Her sayfasında bambaşka bir hikâyeye, bambaşka bir yaraya dokunduran ve sadece edebiyatı değil sanatı da ustalıkla işleyen bir fanzin Kralsız Kaya. İşte 5. sayısı ile karşınızda!
Buram buram Yusuf Atılgan kokan bir hikâyenin içine çekiyor bizi Özgür Çoban, İstasyon ve Ayaklar’ında. Oldukça naif ve bir o kadar da sürükleyici C.’nin öyküsü. Sonuna gelince insanın kalbi biraz kırılıyor açıkçası ama hep öyle olmaz mı zaten? Hangimiz bakakalmadık ki giden vagonların ardından? Deniz Albaş’ın Bir Başka Âlem şiirine denk geliyoruz sonra, bir alıntı vermeden tarif edemem güzelliğini:
“Ve insan kuru bir ekmeğe muhtaçsa bugün
Kırılmalı orta yerinden
Çatırdamalı
Sesi duyulmalı
Yan sıradan
Alt ranzadan
Günü umuda kurmak için”
Ne güzel yazmışsın Deniz, ne güzel bir yüreğin var, diğer şiirlerini de sabırsızlıkla bekliyoruz. Anadolu’nun o hep duyduğumuz sahnelerinden birini betimliyor bize Ercan Çoban, Yad El adını verdiği hikayesinde. Çekilen zorlukların, köyden kente göçün ve geride bırakılan sıla özleminin buram buram koktuğu bir hikâye ve umarım devamı gelir. İstek ve Delice şiirleriyle Eda Kenç “Yaşamak istiyorum” ve “ha düştüm / ha düşeceğim” diyor inci gibi dizdiği mısralarında. Şiir hâlâ yaşıyor, hâlâ şiir yazanlar var, ne naif işleniyor duygular. Bu devirde ne az kaldı bunlar, ne çok hasret kaldık böylesi dizelere. Tebrikler Eda, umarım diğer sayılarda da ruhumuzu okşarsın böyle. “Sağanak bir yağmur, cam kenarı bir otobüs bileti ile çok güzel şiirler yazılabilirdi aslında.” diyor Ali Doğan, Kamyonlar ne taşır? hikâyesinde. Evet, belki çok güzel şiirler yazılabilirdi ama portakal kokularıyla sarmaş dolaş bir kamyonun arkasında da çok romantik bir itiraf yazılabilirmiş sevgili Ali, ellerine sağlık, kalbine sağlık.

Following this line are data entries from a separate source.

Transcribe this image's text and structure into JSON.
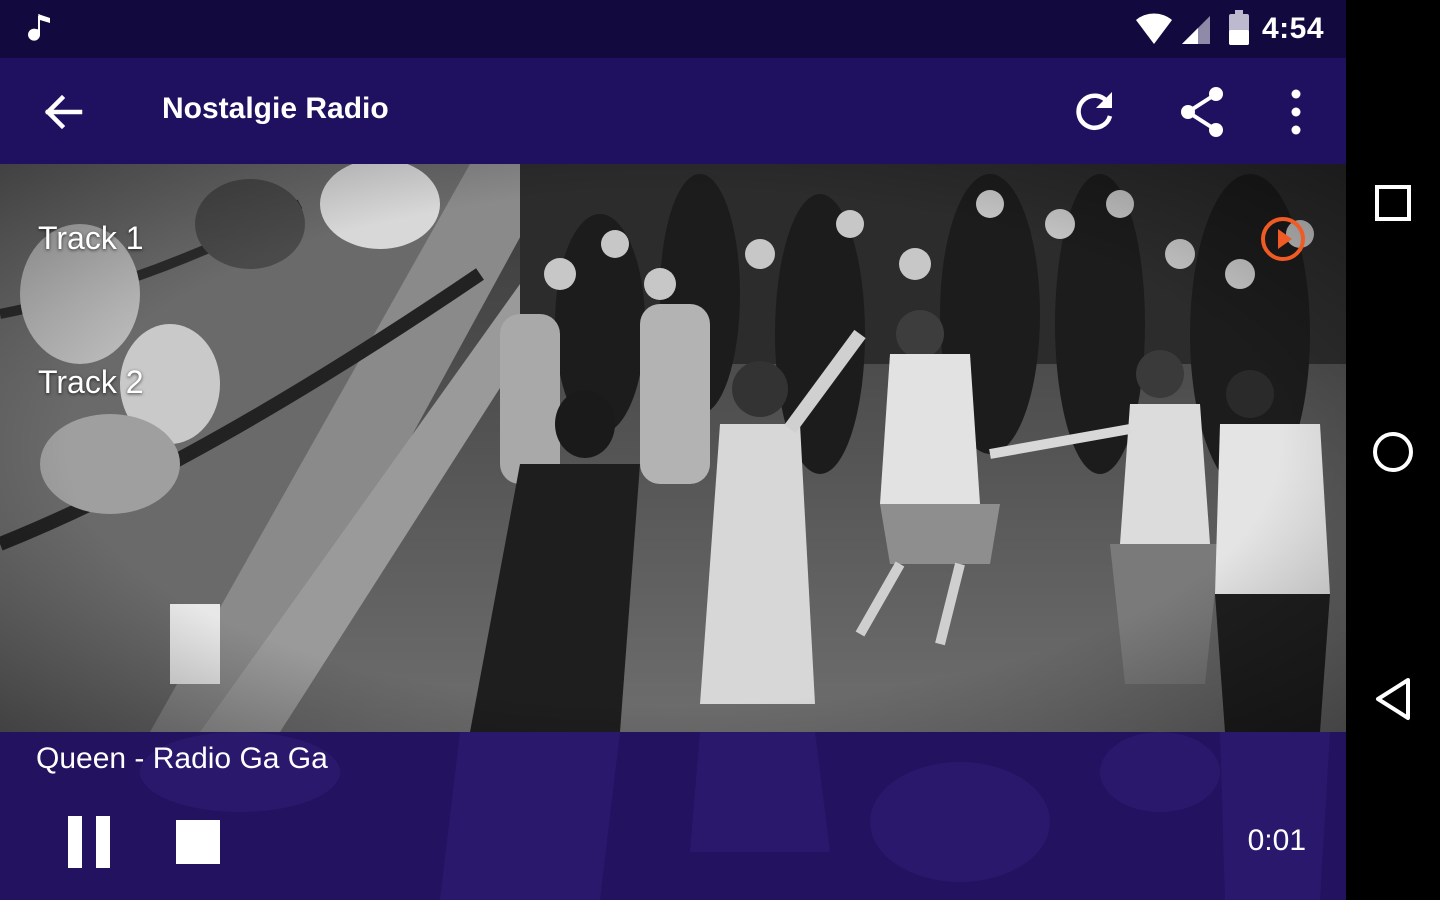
{
  "status_bar": {
    "time": "4:54",
    "icons": [
      "music-note-icon",
      "wifi-icon",
      "cell-signal-icon",
      "battery-icon"
    ]
  },
  "toolbar": {
    "title": "Nostalgie Radio",
    "icons": [
      "back-arrow-icon",
      "refresh-icon",
      "share-icon",
      "overflow-menu-icon"
    ]
  },
  "tracks": [
    {
      "label": "Track 1"
    },
    {
      "label": "Track 2"
    }
  ],
  "player": {
    "now_playing": "Queen - Radio Ga Ga",
    "elapsed": "0:01",
    "icons": [
      "pause-icon",
      "stop-icon"
    ]
  },
  "nav_bar": {
    "icons": [
      "recents-icon",
      "home-icon",
      "back-icon"
    ]
  },
  "colors": {
    "status_bar": "#120a3f",
    "toolbar": "#1f1160",
    "player": "#23125f",
    "accent_play": "#f05a24"
  }
}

Maksim Gorki’ye hayran bir yazarın öyküsü ile karşı karşıyayız, Özge Baştürk’ten Kızıl Soğuk. Seçilen isimler, olayların anlatılışı ve betimlemeler ile Gorki’nin yolunda bir yazar görüyorum bu hikâyede. Yolun açık olsun Özge. Birbirinden başarılı hikâyeler sonraki sayfalarda bizi bambaşka diyarlara götürüyor ki bunlar Sevim Aydın’ın Geleceğin Peşinde’si, Can Cevher’in Kimsesizlik Gürültüsü, Atilla Aktaş’ın Belirsizlik Zamanı, Sinem Yiğit’in Sisli Zamanın Aydınlığı adlı öyküleri, Kardelen Kalafat’ın Peyk’in aynı isimli parçasından esinlendiği Köleler ve Kilitler’i, Açelya Görmen’in Ayrıksı’sı ve Alper Solak’ın Pratik’i. Hepsi birbirinden güzel, kalbe dokunan, bir kitap bitirmişçesine bittiğinde boşluğa düşüren, tadı damakta bırakan öyküler. Renkli içeriği ile Kralsız Kaya bizi düşündüren yazılara da yer vermiş bu sayısında: Zeki Can Demirçelen “insanı insana insanca anlatır tiyatro” diyor Edebiyat ve Tiyatro Üzerine olarak adlandırarak kaleme aldığı yazısında, Filiz Koç Akıl Yanılsamaları ile karşımıza çıkıyor, Hasan Uzun Burjuvazinin Rüyalarla El Sıkışması ile bize eşlik ediyor, Ertürk Gürboğa Geleceği Görememek’ten bahsediyor, İrem Bolükbaş Gezi Hareketinin Kitle Psikolojisi’ni açık seçik anlatıyor ve Raif Kanı Nobel Kimdir? diye soruyor bize.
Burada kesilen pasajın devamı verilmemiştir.